Access arrangements are pre-exam adjustments made for individual candidates, based on evidence of need and the candidate's normal way of working. They exist to ensure all candidates have the same opportunity to be successful in their exams, and include reasonable adjustments for those candidates with a disability or learning difficulty.
Access Arrangements allow candidates with special educational needs and disabilities to access assessments and show what they know without changing the demands of the assessment by making ‘reasonable adjustments’. They are designed to put these learners on a level playing field not at an advantage over their peers."
EAAs do not cover learners whose first language is not English; impairments are only considered regarding a learner’s first language. For further information please go to: http://www.jcq.org.uk/examination-system/access-arrangements-and-special-consideration
Thank you for all your help.

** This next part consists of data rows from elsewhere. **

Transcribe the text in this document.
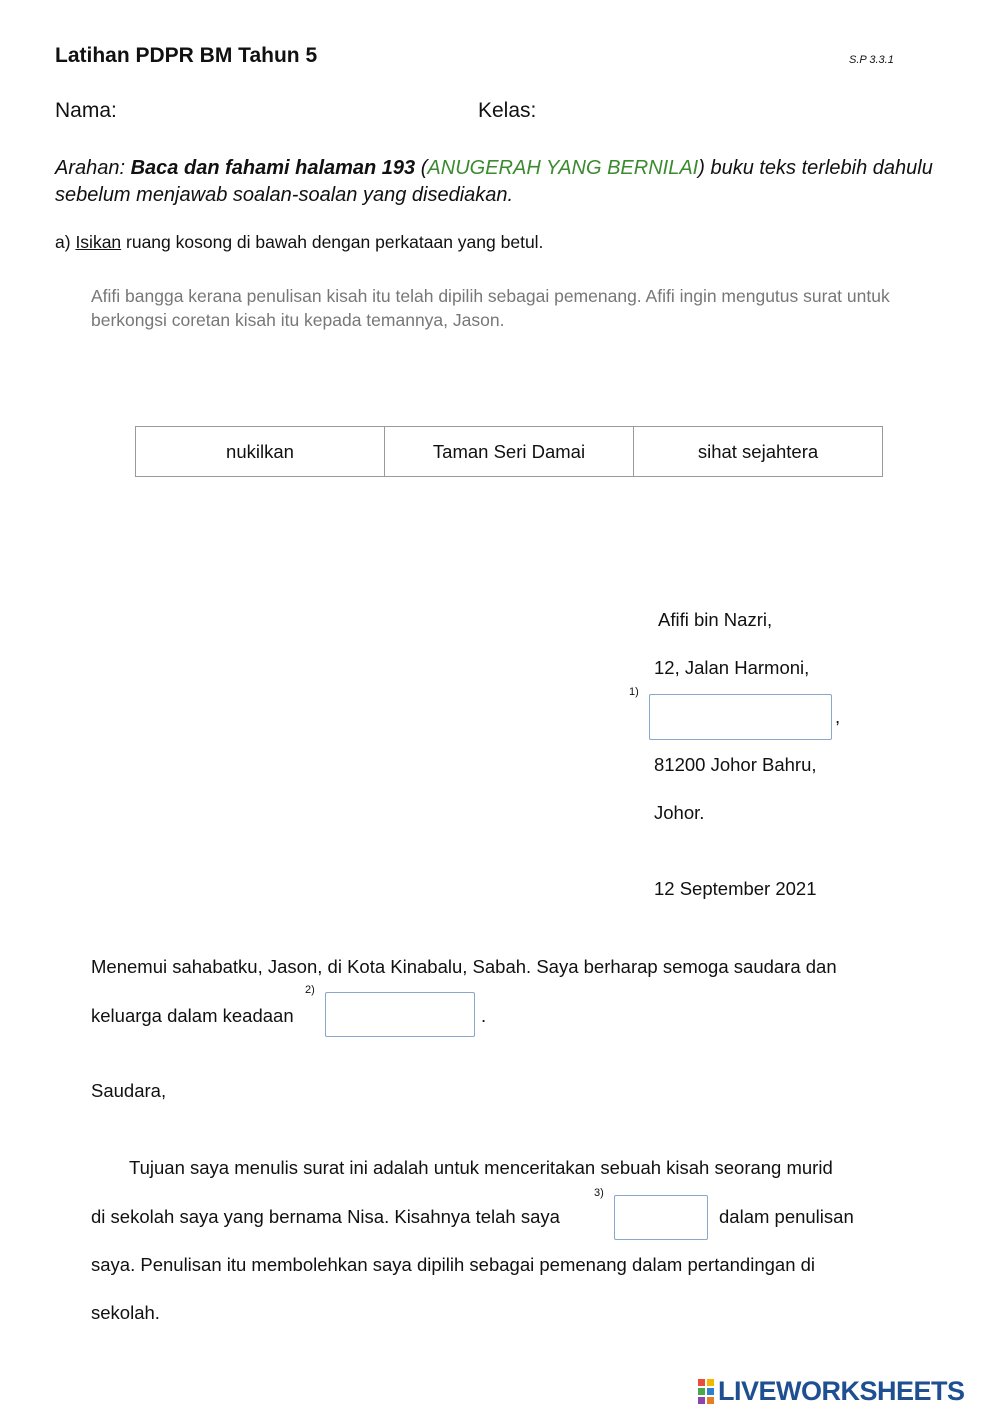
Latihan PDPR BM Tahun 5	S.P 3.3.1
Nama:	Kelas:
Arahan: Baca dan fahami halaman 193 (ANUGERAH YANG BERNILAI) buku teks terlebih dahulu sebelum menjawab soalan-soalan yang disediakan.
a) Isikan ruang kosong di bawah dengan perkataan yang betul.
Afifi bangga kerana penulisan kisah itu telah dipilih sebagai pemenang. Afifi ingin mengutus surat untuk berkongsi coretan kisah itu kepada temannya, Jason.
nukilkan	Taman Seri Damai	sihat sejahtera
Afifi bin Nazri,
12, Jalan Harmoni,
1)
,
81200 Johor Bahru,
Johor.
12 September 2021
Menemui sahabatku, Jason, di Kota Kinabalu, Sabah. Saya berharap semoga saudara dan
keluarga dalam keadaan
2)
.
Saudara,
Tujuan saya menulis surat ini adalah untuk menceritakan sebuah kisah seorang murid
di sekolah saya yang bernama Nisa. Kisahnya telah saya
3)
dalam penulisan
saya. Penulisan itu membolehkan saya dipilih sebagai pemenang dalam pertandingan di
sekolah.
LIVEWORKSHEETS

You have helped me with my confidence and helped me move on instead of feeling glum. You have helped me a lot.
I am very grateful for the Inclusion and Support help that I have been given. It has helped me a lot this year. Whenever I come to the baseroom I always get the help I need, I feel much happier there and it helps me to get all my work done on time. I also want to say a massive thank you to the staff for helping me with everything I struggled with and was afraid of.
I have exam practice and revision. I have also had help with planning and time management. I feel more confident with my English and maths.
The staff helped me organise my coursework and sorted out all my problems to do with deadlines.
I have had support from the staff. They have helped me a lot with my work and help me revise for my exams. I would ask the support staff if I am struggling with anything.
I think support his year at college has helped me a lot at college because I have come a long way since I have been here and gained confidence since being at college.
My support has been great at college, Support Workers have really understood the problems I have had at college and helped me to sort them out so I don’t worry about them and make them get to me or play on my mind.
Dean is really enjoying Maths I've seen a big difference in him. Thank you so much for your help, it's amazing what you've done in just an hour.